Wilhelm Hartl-Preis 2011

Günter Stemberger wird in Anerkennung seiner hervorragenden Forschungsarbeiten auf dem Gebiet der Judaistik mit besonderer Berücksichtigung des antiken Judentums ausgezeichnet.

Das Fach Judaistik beschäftigt sich mit der Geschichte, Literatur und Religion des Judentums von der biblischen Zeit bis zur Gegenwart. In seinen Forschungen widmet sich der Preisträger vor allem der sogenannten rabbinischen Zeit, die von der Zerstörung Jerusalems und des Tempels 70 n.Chr. im Aufstand gegen Rom bis etwa zum 11. Jahrhundert reicht.
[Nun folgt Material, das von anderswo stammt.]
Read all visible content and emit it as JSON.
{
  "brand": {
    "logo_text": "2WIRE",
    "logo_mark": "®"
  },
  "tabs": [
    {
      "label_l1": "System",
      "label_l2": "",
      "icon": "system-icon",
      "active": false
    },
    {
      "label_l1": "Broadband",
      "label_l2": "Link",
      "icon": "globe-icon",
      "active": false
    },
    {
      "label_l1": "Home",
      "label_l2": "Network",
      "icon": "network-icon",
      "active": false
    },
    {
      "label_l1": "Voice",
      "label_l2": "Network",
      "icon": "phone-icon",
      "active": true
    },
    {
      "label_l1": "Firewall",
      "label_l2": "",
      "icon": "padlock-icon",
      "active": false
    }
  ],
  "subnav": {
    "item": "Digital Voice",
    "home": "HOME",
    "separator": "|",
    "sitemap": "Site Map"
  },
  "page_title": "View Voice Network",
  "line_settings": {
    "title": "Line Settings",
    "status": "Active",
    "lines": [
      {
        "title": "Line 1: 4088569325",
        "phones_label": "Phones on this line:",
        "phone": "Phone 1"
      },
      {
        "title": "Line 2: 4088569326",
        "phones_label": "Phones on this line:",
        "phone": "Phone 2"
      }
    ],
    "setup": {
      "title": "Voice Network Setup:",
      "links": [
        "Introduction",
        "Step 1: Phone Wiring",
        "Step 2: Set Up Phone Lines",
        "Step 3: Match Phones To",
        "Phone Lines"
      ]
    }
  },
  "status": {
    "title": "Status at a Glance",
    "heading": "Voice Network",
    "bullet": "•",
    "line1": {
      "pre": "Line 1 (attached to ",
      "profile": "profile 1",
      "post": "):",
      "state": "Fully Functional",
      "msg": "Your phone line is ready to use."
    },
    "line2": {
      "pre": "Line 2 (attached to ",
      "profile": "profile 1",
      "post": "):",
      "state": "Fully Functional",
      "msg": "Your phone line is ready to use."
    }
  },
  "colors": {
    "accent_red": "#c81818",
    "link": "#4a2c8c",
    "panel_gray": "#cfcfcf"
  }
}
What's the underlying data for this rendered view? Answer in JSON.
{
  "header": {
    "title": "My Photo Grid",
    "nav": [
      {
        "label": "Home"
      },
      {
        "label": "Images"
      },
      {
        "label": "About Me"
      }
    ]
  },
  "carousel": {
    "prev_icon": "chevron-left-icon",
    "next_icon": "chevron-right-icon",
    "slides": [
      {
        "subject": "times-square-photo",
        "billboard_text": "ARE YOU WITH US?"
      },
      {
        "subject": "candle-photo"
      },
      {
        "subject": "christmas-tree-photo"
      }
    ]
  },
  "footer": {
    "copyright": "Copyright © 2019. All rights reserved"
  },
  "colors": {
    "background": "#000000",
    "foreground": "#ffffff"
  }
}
Geschichtlich im Zentrum stehen der Aufstieg der rabbinischen Bewegung in Palästina und Babylonien (Irak) in vorislamischer Zeit, die wechselvolle Beziehung zum gleichzeitig entstehenden Christentum und die Ausbreitung der jüdischen Diaspora in Kleinasien, Europa und Nordafrika. Archäologische Funde (v.a. Synagogen und Inschriften), lateinische und griechische Historiker und die christliche Literatur der Zeit sind dafür ebenso wichtige Quellen wie die umfangreiche rabbinische Literatur: Die beiden Talmude und die Bibelkommentare der Rabbinen (Midraschim) sind für die geistige Entwicklung des Judentums in dieser bis heute grundlegenden Zeit die fast ausschließliche Quelle.

Besonderes Interesse gilt den Epochengrenzen, der noch immer in vielen Punkten ungeklärten Frage nach Kontinuität oder radikalem Neuanfang gegenüber der Zeit vor 70 n.Chr., als das Judentum noch eine Tempelreligion war, und der Frage, wie aus dem rabbinischen Judentum der Spätantike das kulturell so unterschiedliche Judentum des europäischen Mittelalters hervorgehen konnte.

Der Preisträger

Günter Stemberger, geb. 1940, studierte Theologie und Judaistik in Innsbruck, Colchester, Lyon und Rom; 1974 wurde er für den Fachbereich Judaistik mit Spezialgebiet Judentum in der Antike habilitiert. Von 1977 bis 2009 war er als Universitätsprofessor für Antikes Judentum am Institut für Judaistik der Universität Wien tätig. 2010 und 2011 unterrichtete er an der Hochschule für Jüdische Studien in Heidelberg.
1995 wurde er zum korrespondierenden Mitglied der Österreichischen Akademie der Wissenschaften gewählt, 1996 zum Corresponding Fellow of the Rennert Centre for Israel Studies der Bar Ilan University in Ramat Gan, Israel; 2005 erhielt der das Ehrendoktorat der Theologischen Fakultät der Universität Göttingen.